No neighbourhood health without mental health

A policy paper arguing that neighbourhood health and care models must fully integrate mental health alongside physical health and social care.

Key messages

  • neighbourhood health and care models must embed mental health support within local multidisciplinary teams
  • separating mental health from neighbourhood delivery risks perpetuating inequities in access and outcomes
  • prevention and early support are central to reducing crisis demand
  • community engagement and co-production are important for designing responsive neighbourhood services
  • mental health integration should be treated as a core component of neighbourhood care.

Policy implications

  • neighbourhood teams should include mental health expertise as standard
  • commissioning and workforce planning may need to support integrated mental, physical and social care delivery
  • prevention-focused approaches at neighbourhood level could reduce pressure on crisis services
  • equity goals depend on addressing mental health alongside other aspects of care.

Gaps

  • limited evaluative evidence on outcomes of neighbourhood mental health integration
  • lack of data on workforce capacity to deliver integrated models
  • limited insight into how integration affects inequalities over time.

Commentary
This paper positions mental health as fundamental to the success of neighbourhood health and care. By arguing against separating mental health from physical and social care, it highlights how fragmented delivery can reinforce existing inequities.

The focus on prevention and early intervention aligns with neighbourhood approaches that aim to support people closer to home. From a care equity perspective, integrating mental health within neighbourhood teams may improve access for groups who face barriers to specialist or crisis-based services.

The emphasis on community engagement and co-production reflects the importance of trust and local relevance in neighbourhood delivery.

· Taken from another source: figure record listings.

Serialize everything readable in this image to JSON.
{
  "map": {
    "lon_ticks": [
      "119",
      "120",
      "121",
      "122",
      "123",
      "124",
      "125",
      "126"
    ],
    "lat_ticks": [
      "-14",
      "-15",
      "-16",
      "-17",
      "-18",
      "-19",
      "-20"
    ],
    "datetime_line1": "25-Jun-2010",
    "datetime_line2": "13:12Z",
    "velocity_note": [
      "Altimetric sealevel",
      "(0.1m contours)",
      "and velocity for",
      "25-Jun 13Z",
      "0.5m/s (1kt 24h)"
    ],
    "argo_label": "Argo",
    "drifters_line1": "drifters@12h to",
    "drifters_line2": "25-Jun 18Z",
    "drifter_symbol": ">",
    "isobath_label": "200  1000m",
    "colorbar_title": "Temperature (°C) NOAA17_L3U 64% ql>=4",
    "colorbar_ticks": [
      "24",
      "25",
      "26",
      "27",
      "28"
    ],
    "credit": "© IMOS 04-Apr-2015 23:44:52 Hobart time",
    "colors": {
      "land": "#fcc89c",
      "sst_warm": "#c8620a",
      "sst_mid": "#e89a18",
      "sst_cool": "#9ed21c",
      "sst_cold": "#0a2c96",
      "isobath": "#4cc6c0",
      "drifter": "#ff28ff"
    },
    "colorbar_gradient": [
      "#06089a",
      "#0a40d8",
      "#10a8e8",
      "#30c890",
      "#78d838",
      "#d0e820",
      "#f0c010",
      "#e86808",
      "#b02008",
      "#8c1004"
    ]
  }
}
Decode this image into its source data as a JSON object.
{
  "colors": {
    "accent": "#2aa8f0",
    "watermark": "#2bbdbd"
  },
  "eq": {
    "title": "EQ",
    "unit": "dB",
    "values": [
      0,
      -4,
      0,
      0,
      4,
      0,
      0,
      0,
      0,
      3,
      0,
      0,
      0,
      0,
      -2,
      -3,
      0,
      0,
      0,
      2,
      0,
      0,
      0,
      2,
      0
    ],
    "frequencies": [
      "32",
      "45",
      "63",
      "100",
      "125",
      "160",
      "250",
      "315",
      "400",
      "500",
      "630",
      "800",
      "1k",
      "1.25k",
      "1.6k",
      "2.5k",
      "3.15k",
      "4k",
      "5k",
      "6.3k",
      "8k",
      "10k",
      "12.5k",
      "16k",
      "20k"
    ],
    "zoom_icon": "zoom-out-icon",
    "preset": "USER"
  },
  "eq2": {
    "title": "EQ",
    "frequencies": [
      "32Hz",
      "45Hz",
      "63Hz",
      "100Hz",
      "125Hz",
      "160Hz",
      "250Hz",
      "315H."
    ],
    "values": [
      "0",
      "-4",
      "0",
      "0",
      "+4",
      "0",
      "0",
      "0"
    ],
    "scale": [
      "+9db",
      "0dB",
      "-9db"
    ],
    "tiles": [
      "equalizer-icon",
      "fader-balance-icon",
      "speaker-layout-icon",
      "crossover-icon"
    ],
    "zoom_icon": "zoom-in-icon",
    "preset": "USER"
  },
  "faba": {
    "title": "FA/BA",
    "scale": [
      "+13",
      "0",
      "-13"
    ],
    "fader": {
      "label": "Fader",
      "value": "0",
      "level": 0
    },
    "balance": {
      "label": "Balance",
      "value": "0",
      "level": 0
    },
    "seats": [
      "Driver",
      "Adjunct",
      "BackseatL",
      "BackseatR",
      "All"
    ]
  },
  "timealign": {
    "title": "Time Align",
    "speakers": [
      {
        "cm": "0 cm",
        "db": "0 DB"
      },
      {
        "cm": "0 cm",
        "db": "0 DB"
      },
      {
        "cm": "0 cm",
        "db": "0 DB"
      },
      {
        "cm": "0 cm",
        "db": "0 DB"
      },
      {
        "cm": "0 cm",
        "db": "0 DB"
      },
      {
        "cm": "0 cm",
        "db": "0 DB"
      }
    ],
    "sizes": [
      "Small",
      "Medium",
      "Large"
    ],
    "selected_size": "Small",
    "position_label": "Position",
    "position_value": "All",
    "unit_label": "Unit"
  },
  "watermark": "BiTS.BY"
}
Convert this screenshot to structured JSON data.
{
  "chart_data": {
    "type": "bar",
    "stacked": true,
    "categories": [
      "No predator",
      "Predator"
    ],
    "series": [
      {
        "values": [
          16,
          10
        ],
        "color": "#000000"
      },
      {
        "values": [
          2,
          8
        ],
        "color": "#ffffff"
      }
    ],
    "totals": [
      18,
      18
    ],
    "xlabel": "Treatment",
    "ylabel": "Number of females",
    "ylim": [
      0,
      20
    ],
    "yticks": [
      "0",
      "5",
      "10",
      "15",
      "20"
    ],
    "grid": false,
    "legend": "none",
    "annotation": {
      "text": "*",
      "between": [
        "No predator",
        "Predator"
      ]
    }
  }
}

Without meaningful involvement, neighbourhood models risk replicating top-down approaches that fail to meet local needs.

Overall, the paper reinforces that neighbourhood health and care cannot deliver equitable outcomes without addressing mental health as an integral part of integrated, place-based support.

Mental health emergencies attended by ambulance services in rural England

A study examining mental health-related ambulance callouts in rural England during the COVID-19 pandemic, highlighting differences in presentations and service pressures compared with urban areas.

Key statistics 

  • the study analysed ambulance attendances for mental health emergencies in rural England during the COVID-19 pandemic using routinely collected ambulance service data 
  • people living in rural areas were more likely to present with behavioural disturbance, suicidality and anxiety-related crises compared with people living in urban areas 
  • rural ambulance services experienced longer response times and greater travel distances when responding to mental health emergencies 

Key messages 

  • mental health emergencies attended by ambulance services increased during the COVID-19 pandemic 
  • people living in rural areas were more likely to present with behavioural disturbance, suicidality and anxiety-related crises 
  • rural ambulance services face operational challenges including longer travel distances and response times 
  • limited access to specialist mental health services in rural areas increases reliance on ambulance responses for crisis situations 

Policy implications 

  • strengthen community-based mental health support in rural areas to reduce crisis presentations 
  • improve integration between ambulance services, mental health teams and community services 
  • invest in rural mental health services to reduce reliance on emergency responses 
  • develop targeted crisis response pathways for rural populations 

Gaps  

  • the study focuses on ambulance attendances and does not capture individuals who experienced mental health crises but did not contact emergency services 
  • the analysis is limited to the COVID-19 pandemic period and may not reflect longer-term trends in rural mental health emergencies 
  • the research focuses on ambulance service data and does not include patient outcomes following emergency response 
  • further research is needed to understand how service availability affects crisis presentations in rural communities 

Commentary 
This study examines mental health emergencies attended by ambulance services in rural England during the COVID-19 pandemic. Ambulance services often act as the first point of contact for people experiencing acute mental health crises, particularly when other services are difficult to access. 

The findings show that people attended by ambulances in rural areas were more likely to present with behavioural disturbance, suicidal thoughts or actions, and anxiety-related crises. These types of emergencies often require specialist mental health support, yet access to such services can be more limited in rural areas. 

Rural ambulance services also face practical challenges that differ from urban settings. Longer travel distances, fewer nearby healthcare facilities and limited availability of specialist services can affect response times and the type of support that can be provided during an emergency. 

During the COVID-19 pandemic, many community and mental health services experienced disruption. As a result, ambulance services often became an important entry point into care for people experiencing acute distress. 

From a health and social care equity perspective, the study highlights how geographical location can shape access to crisis support. People living in rural areas may have fewer options for urgent mental health care and may rely more heavily on emergency services. This can place additional pressure on ambulance services and may delay access to specialist support. 

Overall, the findings suggest that improving access to community mental health services and crisis support in rural areas could reduce reliance on emergency responses and help ensure more equitable access to mental health care.